Le rucher de Parisii

Les ruches s’invitent en milieu urbain, au cœur du Grand Paris (à 400 mètres Sud de la ville de Paris).
Les colonies d’abeilles y vivent bien et connaissent un bon développement.
Les villes peuvent servir à la fois de refuge et de vitrine.
Les écosystèmes urbains sont de plus en plus favorables à l'abeille : utilisation de pesticides souvent faible voire nulle (zéro phyto), grande diversité florale...
L'apiculture urbaine qui s'est révélée pour alerter l'opinion quant au déclin des pollinisateurs, insuffle aux villes l'aménagement d'espaces naturels tels que des zones de jachères, mares, haies végétales...
Le pollen butiné dans les espaces verts et les jardins privés urbains produit un miel plus abondant et plus riche au goût que dans certaines zones rurales où la monoculture est omniprésente.
Ce miel se distingue par la grande variété d'essences exotiques que l'on retrouve dans les jardins privés.
Ces mélanges subtils diffèrent d'une récolte à l'autre mais sont souvent parfumés d'ailantes [En anglais, c'est l'arbre du paradis (tree of heaven)], tilleuls, acacias, marronniers, sophoras, rosacées.
Une sensation olfactive et gustative avec des notes fruitées de type "fruits frais" qui sont bien marquées, une intensité élevée et une persistance soutenue.

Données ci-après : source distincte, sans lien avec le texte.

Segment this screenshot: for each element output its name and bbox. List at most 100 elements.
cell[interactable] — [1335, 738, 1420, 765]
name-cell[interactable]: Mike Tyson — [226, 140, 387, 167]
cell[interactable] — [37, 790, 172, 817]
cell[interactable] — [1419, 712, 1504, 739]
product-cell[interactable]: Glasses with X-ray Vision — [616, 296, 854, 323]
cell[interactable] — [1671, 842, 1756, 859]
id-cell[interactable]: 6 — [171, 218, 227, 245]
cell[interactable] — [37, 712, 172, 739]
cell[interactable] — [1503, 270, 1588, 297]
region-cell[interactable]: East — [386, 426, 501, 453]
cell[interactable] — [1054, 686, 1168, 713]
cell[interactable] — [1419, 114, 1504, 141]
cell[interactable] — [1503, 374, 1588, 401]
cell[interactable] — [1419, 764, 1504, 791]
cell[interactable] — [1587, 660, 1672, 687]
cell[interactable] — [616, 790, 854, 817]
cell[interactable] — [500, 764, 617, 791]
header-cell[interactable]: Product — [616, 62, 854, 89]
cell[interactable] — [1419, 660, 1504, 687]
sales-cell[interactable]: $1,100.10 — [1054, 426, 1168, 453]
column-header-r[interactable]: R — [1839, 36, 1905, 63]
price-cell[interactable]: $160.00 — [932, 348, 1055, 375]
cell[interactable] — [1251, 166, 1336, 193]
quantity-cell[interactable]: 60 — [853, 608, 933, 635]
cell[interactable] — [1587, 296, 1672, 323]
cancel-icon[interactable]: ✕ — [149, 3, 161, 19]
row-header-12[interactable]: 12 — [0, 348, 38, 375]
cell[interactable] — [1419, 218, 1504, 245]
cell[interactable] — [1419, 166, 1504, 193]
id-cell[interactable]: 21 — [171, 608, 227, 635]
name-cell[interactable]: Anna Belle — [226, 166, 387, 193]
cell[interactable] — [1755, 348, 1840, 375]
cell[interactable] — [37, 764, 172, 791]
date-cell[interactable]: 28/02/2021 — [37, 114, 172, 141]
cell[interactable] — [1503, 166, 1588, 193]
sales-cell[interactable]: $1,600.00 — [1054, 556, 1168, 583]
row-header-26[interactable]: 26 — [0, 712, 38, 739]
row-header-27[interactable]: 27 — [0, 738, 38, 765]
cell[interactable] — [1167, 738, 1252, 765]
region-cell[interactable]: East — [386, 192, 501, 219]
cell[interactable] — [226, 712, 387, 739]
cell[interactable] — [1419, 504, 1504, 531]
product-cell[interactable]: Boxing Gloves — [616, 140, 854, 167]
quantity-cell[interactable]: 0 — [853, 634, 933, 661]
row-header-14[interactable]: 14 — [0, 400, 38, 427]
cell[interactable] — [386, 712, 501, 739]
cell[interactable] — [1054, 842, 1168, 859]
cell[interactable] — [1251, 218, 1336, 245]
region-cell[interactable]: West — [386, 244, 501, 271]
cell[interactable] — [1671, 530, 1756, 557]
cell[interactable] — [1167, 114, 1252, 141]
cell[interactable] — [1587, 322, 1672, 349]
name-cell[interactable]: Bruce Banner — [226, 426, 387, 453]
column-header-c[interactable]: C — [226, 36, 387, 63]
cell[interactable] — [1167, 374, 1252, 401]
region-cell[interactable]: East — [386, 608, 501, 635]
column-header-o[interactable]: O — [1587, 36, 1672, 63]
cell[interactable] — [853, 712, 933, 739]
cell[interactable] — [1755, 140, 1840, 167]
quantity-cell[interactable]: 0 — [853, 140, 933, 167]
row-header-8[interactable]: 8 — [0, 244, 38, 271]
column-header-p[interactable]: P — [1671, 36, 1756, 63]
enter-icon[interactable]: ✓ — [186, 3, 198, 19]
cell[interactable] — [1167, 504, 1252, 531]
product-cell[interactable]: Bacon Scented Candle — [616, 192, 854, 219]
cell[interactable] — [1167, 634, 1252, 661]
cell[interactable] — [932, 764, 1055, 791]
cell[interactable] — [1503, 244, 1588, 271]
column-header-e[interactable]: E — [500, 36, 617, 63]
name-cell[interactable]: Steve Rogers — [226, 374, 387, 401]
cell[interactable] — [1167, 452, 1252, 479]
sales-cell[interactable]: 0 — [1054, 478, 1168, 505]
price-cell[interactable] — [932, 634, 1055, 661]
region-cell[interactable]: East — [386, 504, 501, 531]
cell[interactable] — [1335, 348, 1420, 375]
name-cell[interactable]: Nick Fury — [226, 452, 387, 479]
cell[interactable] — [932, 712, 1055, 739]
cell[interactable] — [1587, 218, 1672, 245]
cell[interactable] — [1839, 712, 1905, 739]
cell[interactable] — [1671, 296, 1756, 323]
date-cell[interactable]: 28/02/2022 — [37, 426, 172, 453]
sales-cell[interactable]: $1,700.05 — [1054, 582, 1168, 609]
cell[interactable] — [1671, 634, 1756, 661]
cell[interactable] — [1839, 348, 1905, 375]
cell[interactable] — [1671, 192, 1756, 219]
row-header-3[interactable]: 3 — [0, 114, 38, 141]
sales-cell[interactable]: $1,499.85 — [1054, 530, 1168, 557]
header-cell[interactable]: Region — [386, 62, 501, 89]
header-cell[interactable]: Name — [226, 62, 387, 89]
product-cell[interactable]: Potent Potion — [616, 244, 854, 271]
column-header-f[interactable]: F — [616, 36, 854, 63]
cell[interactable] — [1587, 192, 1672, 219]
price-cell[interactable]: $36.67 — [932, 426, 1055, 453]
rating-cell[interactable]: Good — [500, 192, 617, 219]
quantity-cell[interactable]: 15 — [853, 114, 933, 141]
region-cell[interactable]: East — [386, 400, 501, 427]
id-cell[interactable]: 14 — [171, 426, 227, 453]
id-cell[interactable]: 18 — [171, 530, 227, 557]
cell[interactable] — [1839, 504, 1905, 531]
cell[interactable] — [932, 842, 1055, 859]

L'apiculteur : Frédéric GOFFIN

UTPLA apiculteur Frédéric GOFFIN

Je suis apiculteur en Belgique dans la province de Namur, passionné par le monde des abeilles.

Comme il est pour moi tout aussi important de produire du miel que de bien connaitre le comportement de l’abeille dans sa ruche
et dans son environnement naturel proche, j'ai décidé pour améliorer mes connaissances, de suivre un cursus de deux ans et de
peaufiner ce dernier par un cours spécifique sur l’élevage de reines.
Ce qui me permet d’élever moi-même les reines qui peuplent les futurs essaims dans la perspective d’augmenter mon cheptel pour
atteindre 40 à 50 ruches d’ici quelques années.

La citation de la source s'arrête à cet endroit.